I saw a few talks at the BlueHat conference at Microsoft and the funniest of all was Joe McCray’s (@j0emccray) “You Spent All That Money And You Still Got Owned????”. At some point, he touched on Pass-The-Hash attacks and asked why those can’t be prevented. That struck me as an interesting question and an analogy popped in my head:
“pass-the-hash attacks are functionally equivalent to cookie stealing attacks”
If you think about the pass-the-hash attack, it requires administrator privileges, which means you can get LocalSystem level privileges, at which point you own the operating system. Then you extract the user’s hash out of memory or from the SAM database and you inject them into the attacker’s machine. Then you rely on single-sign on built on top of NTLM/Kerberos to authenticate to remote resources.
What if we assume the following mapping: OS -> Browser, LocalSystem code execution -> Browser code execution, User’s hash -> User’s cookie, Single Sign On -> HTTP session with cookies?
It can be easily observed that the pass-the-hash attack is equivalent to attacker having code execution in the context of the browser, stealing the user’s cookies, injecting them into the attacker’s browser, and accessing remote resources. Actually, in the web world, one doesn’t even need code execution in the browser to steal the user’s cookies, it can be done through purely web based attacks.

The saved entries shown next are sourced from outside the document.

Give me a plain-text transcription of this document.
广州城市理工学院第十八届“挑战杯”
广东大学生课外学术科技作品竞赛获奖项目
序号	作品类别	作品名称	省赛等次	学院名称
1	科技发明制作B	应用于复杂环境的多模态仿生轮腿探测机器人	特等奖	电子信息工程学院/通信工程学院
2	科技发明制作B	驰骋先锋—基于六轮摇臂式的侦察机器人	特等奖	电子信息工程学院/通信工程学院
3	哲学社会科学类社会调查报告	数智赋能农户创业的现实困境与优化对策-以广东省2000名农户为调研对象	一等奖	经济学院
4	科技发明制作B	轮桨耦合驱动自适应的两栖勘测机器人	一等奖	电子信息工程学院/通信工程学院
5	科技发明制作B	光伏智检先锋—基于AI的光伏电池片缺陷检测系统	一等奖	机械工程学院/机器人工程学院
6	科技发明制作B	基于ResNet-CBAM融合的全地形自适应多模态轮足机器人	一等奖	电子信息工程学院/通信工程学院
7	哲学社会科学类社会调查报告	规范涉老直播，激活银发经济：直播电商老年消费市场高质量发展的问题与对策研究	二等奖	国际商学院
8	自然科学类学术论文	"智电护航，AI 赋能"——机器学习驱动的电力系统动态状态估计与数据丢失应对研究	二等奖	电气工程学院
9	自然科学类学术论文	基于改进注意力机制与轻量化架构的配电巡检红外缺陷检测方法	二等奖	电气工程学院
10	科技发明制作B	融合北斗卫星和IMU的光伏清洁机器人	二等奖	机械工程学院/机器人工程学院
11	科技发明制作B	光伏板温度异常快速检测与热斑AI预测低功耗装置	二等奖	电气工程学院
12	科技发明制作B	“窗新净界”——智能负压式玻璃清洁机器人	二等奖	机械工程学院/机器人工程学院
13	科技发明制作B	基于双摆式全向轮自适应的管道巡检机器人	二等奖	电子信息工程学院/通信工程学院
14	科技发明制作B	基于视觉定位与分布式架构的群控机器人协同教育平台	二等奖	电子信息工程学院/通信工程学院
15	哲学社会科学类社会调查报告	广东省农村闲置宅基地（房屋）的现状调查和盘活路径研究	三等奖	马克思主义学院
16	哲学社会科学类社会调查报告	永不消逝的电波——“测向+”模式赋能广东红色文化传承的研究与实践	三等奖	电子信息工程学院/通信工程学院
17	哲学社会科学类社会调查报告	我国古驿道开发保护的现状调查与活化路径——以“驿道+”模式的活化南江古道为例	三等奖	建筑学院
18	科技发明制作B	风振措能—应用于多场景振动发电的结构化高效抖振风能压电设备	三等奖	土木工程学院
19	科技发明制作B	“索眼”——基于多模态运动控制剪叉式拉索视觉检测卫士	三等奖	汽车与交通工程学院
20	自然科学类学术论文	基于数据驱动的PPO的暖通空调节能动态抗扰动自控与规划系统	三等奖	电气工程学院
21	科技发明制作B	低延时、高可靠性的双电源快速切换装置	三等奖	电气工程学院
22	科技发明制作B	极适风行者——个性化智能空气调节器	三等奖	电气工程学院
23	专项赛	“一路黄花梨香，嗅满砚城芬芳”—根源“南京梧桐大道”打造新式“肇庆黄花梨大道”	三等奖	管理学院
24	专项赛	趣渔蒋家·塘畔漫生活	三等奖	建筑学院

Is it possible to defend against attacker using your cookies? It is extremely hard, because to the remote server, your cookie is *you*. From that perspective, a Windows domain is no different than web HTTP domain, so remote resources have no way of telling apart the real you and someone having your token, be it a password hash or a cookie. I haven’t gone through the thought experiment of mapping best practices for securing against cookie stealing attacks to see if those will nicely map into best practices for defending against pass-the-hash attacks, so I’d leave that as an exercise for the reader.